Heißer Flachmann: KFA2 / Galax GTX 1070 Katana im Test

Lüfter und Lautstärke

Drehzahlen vor und nach der Änderung

Betrachten wir uns nun die Lüfterdrehzahlen vor und nach unserem kleinen, operativen Eingriff. Auch wenn sie eigentlich mit dem Original-BIOS niedriger hätten ausfallen müssen, sind die Lüfterdrehzahlen im 90°C-Bereich jenseits von Gut und Böse. Nur wenn die Karte ins 83°C-Limit läuft, blieben die Drehzahlen moderat. Nur liegen dann auch nur 1519 MHz an und die Karte hungert sich bei 112 Watt Leistungsaufnahme einen Ast.

Die neuen Einstellungen (blaue Kurve) bewirken eine etwas feinere Regelung der Drehzahlen, denn die Drehzahlen nach Erreichen der 90°C-Endstufe mit den originalen Einstellungen (gelbe Kurve) liegen sogar deutlich und vor allem auch konstant höher.

Geräuschemission ("Lautstärke") und Klangcharakteristik

Diesmal müssen wir mit dem Idle und den im BIOS definierten Leerlaufdrehzahlen beginnen. 43% sind einfach zu viel, zumal der Lüfter einen relativ tieffrequenten Grundteppich auslegt. Die knurrigen Motorgeräusche sind deutlich hörbar, zumal sie sich auch über die festverschraubte Karte ans Gehäuse übertragen können. Eine externe Lüfterregelung sieht den Aufbau dann mit etwas unter 34 dB(A) im Vorteil, würde man im Leerlauf 30% als Mindestuntergrenze setzen.

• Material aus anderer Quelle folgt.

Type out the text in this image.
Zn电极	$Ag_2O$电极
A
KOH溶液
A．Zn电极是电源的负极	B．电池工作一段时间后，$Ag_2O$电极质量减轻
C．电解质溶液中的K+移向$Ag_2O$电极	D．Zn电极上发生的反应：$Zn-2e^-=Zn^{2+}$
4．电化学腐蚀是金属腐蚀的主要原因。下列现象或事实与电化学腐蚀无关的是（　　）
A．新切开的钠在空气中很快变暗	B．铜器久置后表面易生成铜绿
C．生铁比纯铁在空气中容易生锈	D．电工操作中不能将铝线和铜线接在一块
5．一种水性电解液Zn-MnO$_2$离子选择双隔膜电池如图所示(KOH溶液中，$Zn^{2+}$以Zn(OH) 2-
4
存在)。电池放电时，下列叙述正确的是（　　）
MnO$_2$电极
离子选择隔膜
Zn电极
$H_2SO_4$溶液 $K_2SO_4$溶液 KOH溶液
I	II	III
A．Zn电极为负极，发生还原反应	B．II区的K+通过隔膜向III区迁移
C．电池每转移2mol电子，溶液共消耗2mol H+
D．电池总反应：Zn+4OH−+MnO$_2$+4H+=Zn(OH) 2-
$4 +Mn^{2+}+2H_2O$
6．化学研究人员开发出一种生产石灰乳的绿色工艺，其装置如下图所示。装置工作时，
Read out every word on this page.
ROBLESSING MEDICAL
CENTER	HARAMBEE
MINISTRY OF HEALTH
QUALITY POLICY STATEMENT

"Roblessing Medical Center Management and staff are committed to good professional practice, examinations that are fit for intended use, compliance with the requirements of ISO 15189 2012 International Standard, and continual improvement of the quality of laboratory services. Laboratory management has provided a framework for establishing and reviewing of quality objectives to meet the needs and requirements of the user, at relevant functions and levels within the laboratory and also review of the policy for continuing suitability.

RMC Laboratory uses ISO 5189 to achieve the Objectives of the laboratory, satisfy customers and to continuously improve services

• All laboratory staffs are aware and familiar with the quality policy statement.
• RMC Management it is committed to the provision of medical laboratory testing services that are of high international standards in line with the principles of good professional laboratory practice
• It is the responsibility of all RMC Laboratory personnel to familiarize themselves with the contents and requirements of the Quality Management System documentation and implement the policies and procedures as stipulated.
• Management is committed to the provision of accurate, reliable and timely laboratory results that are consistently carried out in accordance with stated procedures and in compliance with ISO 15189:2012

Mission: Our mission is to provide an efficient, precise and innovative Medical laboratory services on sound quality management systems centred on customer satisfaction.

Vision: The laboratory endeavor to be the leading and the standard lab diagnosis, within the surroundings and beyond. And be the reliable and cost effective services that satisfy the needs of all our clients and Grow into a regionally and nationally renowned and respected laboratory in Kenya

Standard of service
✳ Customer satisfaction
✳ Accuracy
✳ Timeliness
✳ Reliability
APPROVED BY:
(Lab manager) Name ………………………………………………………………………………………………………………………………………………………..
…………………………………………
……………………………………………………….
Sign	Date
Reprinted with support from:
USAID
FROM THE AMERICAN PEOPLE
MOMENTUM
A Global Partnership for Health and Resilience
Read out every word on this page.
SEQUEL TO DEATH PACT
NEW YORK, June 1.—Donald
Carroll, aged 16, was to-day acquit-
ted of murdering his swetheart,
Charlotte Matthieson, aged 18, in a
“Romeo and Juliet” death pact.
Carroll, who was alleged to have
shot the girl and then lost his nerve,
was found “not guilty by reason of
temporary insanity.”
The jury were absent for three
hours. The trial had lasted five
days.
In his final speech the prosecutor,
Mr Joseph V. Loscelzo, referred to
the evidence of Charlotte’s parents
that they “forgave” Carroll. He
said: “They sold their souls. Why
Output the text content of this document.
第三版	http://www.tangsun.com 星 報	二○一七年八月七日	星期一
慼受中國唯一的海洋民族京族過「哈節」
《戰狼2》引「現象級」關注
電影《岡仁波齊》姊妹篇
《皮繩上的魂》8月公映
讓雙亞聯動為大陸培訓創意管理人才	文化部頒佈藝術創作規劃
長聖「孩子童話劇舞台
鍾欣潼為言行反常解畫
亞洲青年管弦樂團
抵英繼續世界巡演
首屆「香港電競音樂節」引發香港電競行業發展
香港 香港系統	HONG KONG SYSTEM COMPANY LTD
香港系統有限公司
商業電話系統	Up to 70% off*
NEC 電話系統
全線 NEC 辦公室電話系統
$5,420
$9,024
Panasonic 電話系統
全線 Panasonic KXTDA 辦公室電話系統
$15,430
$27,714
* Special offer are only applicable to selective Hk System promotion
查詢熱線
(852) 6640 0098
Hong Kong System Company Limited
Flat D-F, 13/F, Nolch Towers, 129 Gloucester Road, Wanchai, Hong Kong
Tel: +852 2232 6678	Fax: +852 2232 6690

betrachten wir nun zunächst einmal den Worst Case! Mit dem Original-BIOS erreicht die Karte, egal ob nun mit Witcher 3 oder Furmark, locker die 90°C-Marke, was man dann auch überdeutlich hört. Knapp 53 dB(A) sind eine akustische Pein und nichts für zartbesaitete Schreibtischhocker.

Grund genug also, auch bei der Lüfterkurve etwas nachzubessern. Mit etwas niedrigeren Drehzahlen und geringerem Power Target lässt sich unter Volllast auch die 50-dB(A)-Marke locker erreichen bzw. knapp unterschreiten. Dann aber mit immerhin 10°C weniger und endlich auch deutlich unterhalb der thermischen Belastungsobergrenze.

Sogar der Stresstest über einen längeren Zeitraum wird mit Bravour bewältigt und es wird dabei kaum lauter. Wer einen Flachmann benötigt, wird mit dieser Bombe leben müssen und können, denn man muss die Naturgesetzte nun einmal respektieren.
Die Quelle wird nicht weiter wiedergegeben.